/cloudfront-eu-central-1.images.arcpublishing.com/larazon/VP4FQGUAEBAV3L6HMIOHISGXMU.jpg "The Five Most Dangerous Olympics Scams")
After an unprecedented delay due to the pandemic, the Tokyo 2020 Summer Olympics began on July 23, 2021. All tests will be held without spectators, which reduces physical risks, both from a health and cybersecurity point of view (such as the theft of data by exploiting the vulnerabilities of the stadium’s public Wi-Fi).
However, sports enthusiasts should not forget that cybercriminals will try to take advantage of fans’ craving to see the Olympics through various online scam strategies.
To find out how scammers try to monetize viewers’ interest, Kaspersky experts analyzed the websites of phishing related to the Olympics designed to steal users’ credentials.
As a result, Kaspersky researchers found fake pages that offered the broadcast of various Olympic events, the sale of tickets for competitions that will not have spectators, several of gifts and even the first false virtual currency of the Olympic Games.
1. Live broadcasts
Unsurprisingly, as more and more viewers are on the Internet, Kaspersky experts found several pages of phishing that offered to broadcast the Olympics. Some of them request a prior registration.
Normally, on these pages of phishing, once the user enters their credentials, they can be redirected to a page that distributes different malicious files.
In addition to installing malware on your device due to such files, users are leaving their identifying information in unreliable hands. The scammers can then use that data for malicious purposes or sell it on the Dark Web.
2. Fake tickets
Even though there are no events open to the public this year, scammers don’t shy away from trying options like event ticket sales as they are still effective for some reason. Kaspersky experts have also discovered pages that offer reimbursement for tickets already purchased.

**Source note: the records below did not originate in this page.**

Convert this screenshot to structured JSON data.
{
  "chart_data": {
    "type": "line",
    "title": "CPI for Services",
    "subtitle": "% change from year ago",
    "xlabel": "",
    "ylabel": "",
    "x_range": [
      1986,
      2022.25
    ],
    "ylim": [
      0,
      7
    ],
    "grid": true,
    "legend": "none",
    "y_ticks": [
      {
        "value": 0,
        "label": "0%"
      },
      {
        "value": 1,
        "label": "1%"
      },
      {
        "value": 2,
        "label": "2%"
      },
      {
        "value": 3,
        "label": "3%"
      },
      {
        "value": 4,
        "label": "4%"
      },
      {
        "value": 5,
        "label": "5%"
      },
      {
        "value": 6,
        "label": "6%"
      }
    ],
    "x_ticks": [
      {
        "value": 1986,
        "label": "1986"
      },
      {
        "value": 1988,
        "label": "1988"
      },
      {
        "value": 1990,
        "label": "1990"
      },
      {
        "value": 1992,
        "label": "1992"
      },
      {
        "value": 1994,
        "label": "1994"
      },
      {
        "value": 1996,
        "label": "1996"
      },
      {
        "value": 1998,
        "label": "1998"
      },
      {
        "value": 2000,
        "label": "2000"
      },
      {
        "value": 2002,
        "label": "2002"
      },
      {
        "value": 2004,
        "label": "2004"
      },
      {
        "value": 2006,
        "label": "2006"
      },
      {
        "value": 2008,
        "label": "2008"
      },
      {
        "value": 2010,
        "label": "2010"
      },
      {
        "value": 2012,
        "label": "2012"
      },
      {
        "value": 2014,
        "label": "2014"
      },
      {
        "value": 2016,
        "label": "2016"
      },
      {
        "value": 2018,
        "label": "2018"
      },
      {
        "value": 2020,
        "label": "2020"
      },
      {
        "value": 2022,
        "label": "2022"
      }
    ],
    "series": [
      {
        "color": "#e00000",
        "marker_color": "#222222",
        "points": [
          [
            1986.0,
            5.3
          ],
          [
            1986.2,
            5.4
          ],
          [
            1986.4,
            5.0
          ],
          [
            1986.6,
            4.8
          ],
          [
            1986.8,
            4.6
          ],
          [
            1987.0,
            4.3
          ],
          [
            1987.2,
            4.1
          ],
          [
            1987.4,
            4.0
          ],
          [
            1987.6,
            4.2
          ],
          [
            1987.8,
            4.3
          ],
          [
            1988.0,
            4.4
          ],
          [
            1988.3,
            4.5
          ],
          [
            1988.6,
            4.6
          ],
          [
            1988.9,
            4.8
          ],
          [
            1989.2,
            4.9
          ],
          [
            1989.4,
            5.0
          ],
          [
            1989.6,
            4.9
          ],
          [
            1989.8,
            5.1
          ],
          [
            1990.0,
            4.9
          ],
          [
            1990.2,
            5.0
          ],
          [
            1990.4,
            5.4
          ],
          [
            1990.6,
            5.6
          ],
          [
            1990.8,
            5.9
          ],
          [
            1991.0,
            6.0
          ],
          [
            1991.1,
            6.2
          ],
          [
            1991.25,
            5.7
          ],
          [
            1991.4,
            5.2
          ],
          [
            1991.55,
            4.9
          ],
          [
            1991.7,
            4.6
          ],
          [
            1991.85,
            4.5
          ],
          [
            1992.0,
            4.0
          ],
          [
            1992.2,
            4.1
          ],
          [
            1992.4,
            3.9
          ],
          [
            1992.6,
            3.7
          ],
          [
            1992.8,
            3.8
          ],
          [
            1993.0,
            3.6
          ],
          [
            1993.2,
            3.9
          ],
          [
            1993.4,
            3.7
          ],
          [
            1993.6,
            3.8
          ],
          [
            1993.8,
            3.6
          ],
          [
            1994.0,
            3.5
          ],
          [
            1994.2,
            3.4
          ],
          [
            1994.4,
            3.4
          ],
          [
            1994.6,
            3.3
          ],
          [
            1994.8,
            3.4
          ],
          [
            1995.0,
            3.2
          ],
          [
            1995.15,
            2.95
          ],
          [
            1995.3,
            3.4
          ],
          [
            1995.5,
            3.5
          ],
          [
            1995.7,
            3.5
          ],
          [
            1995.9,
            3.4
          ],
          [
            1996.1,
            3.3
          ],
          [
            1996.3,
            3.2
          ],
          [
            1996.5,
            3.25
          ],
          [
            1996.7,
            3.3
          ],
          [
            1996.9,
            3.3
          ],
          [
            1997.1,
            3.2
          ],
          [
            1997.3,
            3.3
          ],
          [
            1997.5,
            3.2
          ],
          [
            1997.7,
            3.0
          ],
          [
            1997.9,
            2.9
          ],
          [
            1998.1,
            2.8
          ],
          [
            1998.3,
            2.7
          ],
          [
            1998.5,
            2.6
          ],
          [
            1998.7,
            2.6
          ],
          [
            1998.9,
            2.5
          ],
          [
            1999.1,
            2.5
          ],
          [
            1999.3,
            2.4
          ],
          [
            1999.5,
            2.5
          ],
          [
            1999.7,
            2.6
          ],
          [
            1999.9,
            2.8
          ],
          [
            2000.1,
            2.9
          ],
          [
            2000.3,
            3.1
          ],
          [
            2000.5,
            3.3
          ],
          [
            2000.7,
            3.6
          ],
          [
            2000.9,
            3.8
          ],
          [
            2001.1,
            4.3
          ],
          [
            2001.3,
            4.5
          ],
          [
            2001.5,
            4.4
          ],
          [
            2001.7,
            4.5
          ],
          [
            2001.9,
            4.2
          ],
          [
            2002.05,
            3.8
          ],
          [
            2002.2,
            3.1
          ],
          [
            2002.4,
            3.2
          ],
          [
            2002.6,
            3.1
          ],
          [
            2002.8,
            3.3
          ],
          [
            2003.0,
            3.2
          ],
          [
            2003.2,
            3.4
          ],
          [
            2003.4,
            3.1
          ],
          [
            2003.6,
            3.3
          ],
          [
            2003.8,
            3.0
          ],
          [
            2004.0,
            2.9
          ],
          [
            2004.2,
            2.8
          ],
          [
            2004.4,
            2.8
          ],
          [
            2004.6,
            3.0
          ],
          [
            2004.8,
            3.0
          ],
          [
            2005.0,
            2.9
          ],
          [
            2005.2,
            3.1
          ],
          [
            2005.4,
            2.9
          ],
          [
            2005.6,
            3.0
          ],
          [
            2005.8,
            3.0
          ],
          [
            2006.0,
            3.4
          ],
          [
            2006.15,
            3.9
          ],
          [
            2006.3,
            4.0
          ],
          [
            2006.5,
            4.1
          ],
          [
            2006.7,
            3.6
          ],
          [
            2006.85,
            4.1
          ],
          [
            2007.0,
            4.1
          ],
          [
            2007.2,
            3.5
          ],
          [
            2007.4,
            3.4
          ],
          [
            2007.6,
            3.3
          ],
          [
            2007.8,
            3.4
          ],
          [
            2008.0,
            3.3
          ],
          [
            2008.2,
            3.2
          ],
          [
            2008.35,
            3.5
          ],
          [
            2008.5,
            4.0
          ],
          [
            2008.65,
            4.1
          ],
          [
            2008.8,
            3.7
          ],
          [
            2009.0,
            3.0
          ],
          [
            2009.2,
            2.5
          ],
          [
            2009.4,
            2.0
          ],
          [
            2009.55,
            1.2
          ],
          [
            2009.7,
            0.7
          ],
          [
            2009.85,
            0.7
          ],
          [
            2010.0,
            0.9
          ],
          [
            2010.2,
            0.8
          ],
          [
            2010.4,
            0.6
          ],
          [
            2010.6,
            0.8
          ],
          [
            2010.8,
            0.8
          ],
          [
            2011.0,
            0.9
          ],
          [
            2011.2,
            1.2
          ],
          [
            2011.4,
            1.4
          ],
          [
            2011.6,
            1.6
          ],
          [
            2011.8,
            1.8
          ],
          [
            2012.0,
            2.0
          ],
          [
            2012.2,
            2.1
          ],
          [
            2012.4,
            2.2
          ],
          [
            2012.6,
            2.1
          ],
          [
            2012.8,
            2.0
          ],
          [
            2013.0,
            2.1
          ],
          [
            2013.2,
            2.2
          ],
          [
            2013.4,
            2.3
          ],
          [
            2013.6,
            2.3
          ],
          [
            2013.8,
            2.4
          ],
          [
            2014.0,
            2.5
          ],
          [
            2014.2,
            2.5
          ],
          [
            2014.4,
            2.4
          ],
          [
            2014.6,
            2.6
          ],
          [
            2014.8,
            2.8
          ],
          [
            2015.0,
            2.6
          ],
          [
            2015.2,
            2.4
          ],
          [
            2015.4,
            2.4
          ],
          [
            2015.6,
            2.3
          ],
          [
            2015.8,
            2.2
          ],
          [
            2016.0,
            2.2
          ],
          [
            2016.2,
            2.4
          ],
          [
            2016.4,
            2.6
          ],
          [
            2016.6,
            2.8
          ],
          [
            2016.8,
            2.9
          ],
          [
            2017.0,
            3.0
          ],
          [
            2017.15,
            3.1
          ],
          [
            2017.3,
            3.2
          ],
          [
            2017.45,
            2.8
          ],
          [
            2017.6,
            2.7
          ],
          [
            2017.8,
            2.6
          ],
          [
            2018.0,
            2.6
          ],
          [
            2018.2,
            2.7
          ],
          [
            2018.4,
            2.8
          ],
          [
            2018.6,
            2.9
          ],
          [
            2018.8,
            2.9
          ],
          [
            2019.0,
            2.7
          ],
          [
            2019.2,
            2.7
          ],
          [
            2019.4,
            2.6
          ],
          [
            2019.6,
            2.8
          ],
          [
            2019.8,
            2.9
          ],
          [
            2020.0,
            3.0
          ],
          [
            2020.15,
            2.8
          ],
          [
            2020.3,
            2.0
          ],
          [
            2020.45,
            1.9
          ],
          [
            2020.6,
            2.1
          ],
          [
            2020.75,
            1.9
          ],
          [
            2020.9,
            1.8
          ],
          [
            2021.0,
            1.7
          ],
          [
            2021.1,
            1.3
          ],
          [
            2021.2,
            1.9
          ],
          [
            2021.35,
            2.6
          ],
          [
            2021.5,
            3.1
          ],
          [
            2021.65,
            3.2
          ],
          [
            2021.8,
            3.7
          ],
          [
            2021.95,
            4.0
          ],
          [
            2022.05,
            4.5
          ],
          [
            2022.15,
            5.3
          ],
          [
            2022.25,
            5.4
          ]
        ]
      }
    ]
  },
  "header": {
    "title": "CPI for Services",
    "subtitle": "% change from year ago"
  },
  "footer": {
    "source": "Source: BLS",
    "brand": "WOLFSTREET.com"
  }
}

3. Entities related to the Olympic Games
Analyzing the discovered pages, Kaspersky experts have also found examples of pages of phishing disguised as official pages of the Games, as a page that pretends to be an official website of the Tokyo 2020 Olympic Games and another that masquerades as that of the International Olympic Committee. The latter, for example, collects the users’ MS Services credentials.
4. Gifts
No big public event is complete without scammers creating very generous giveaway pages. Kaspersky experts have also found pages of phishing offer to win an ideal television to watch the Olympics. This is quite popular and usually each user becomes a lucky winner; the chosen ones only have to pay the shipping costs. It goes without saying that the TV never reaches the deluded user.
5. Virtual currency of the Olympic Games
Finally, and most importantly, Kaspersky researchers found the first virtual currency in history to be proposed as an aid fund for Olympic athletes. Completely false, of course. The scammers offer to financially support athletes around the world in need if users purchase the currency.
“Cybercriminals always use popular sporting events as bait for their attacks. This year, the Olympics will be held without spectators, so we do not expect a large number of related attacks. However, we find that scammers have no limits when it comes to creating new ways to profit. For example, this year we discovered an interesting page of phishing that sold virtual currency of the Olympic Games. There is no real equivalent of such a thing, which means that cybercriminals not only counterfeit existing baits, but also develop their own ideas,” says Olga Svistiunova, security expert at Kaspersky.
To protect yourself and those close to you from phishing related to the Olympic Games, Kaspersky experts recommend:
- Check the link before clicking. Mouse over to view the URL and look for misspellings or other irregularities.
- Check the authenticity of the websites before entering personal data and use only the official pages to watch the Olympic Games. Double check the formats of the URLs and the spelling of the company name.
- Use a reliable security solution, such as Kaspersky Security Cloud, that identifies malicious attachments and blocks phishing sites.